Et pourtant, cela ne
nous empêche pas de laisser libre cours à une société
où l’on choisit qui est mis à l’abri des
risques de contamination et qui doit continuer à y être
exposé.
Confinement,
télétravail… Oui, mais pas pour tout le monde.
Allons-nous continuer de faire semblant d’ignorer que tant de
travailleuses et de travailleurs sont tenus de demeurer entravés
in situ dans les chaînes du salariat, pour permettre à
l’économie de continuer à tourner ? La
pression sur ces travailleurs et travailleuses-là existe et
toute une série de mesures antisociales les contraignent à
continuer le turbin sur des lieux de travail où les conditions
sanitaires ne sont pas respectées. Les loisirs sont suspendus.
Y a plus que bosser que tu peux faire !…
Masqué·e·s,
nous le sommes, nous autres anarchistes du groupe Ici &
Maintenant, même si le respect des consignes ne fait pas
l’unanimité au sein de la Fédération
anarchiste. Pour certain·e·s, « l’État
ne peut pas m’obliger à porter un masque, et on n’est
même pas assuré que cela serve à quelque chose ».
Soit. Nous en revenons au principe de précaution. Certes le
respect des consignes, ça marche quand il est librement
consenti. Nous déplorons que ces mesures ne fassent l’objet
que de si peu de consultation auprès des populations
directement concernées, notamment sur le point du couvre-feu.

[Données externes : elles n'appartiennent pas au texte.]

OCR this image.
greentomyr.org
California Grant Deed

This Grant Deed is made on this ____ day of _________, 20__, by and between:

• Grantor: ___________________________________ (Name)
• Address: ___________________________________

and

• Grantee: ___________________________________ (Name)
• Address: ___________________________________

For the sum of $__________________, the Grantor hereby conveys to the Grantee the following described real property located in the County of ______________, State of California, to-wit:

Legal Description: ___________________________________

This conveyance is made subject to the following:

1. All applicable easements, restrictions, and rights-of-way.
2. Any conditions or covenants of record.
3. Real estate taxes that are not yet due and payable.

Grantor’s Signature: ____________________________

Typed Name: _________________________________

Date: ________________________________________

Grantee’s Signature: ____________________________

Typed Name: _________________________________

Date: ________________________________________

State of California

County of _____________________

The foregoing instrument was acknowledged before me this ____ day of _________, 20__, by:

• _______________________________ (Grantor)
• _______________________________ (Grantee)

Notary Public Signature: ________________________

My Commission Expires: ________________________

Nous pourrions d’ailleurs ne pas les respecter. Ce n’est
pas parce qu’un État nous indique quoi faire que nous
nous en acquittons servilement. Pour nous, la désobéissance
n’est pas un truc nouveau. Mais en ce moment, en attendant
d’obtenir des certitudes mieux établies, nous ne voyons
que la nécessité d’accomplir un devoir de
solidarité. Ni docilité ni obéissance à
une autorité que nous ne reconnaissons pas, et ce, pas plus
demain qu’aujourd’hui, pas plus qu’hier.
Car là se
situe un autre enjeu de taille : l’État, nous le
contestons depuis la naissance du mouvement anarchiste. L’arbitraire
des gouvernants, nous le combattions avant, nous le combattons encore
et nous le combattrons demain.
Le « monde
d’avant », nous l’avons combattu durant la
Commune de Paris, nous l’avons combattu en Catalogne en 1936,
nos frères et sœurs le combattent au Rojava, au Chiapas…
Le « monde
d’après », c’est pour cela que luttent
les anarchistes. Bien avant la crise sanitaire. Un monde d’après
véritablement adelphique, de frères et de sœurs.
Pas un monde d’après où des poignées de
révolté·e·s de la onzième heure se
bornent à restaurer l’exercice petit-bourgeois de
quelques privilèges de classe. Mais une organisation
égalitaire, libertaire, basée sur l’autogestion
et les assemblées. Le programme n’existe pas, il n’est
pas écrit à l’avance. Il reste à faire,
toujours déjà, par chacune et chacun, dans le
rassemblement d’une volonté collective qui préserve
les aspirations individuelles de chacune et chacun.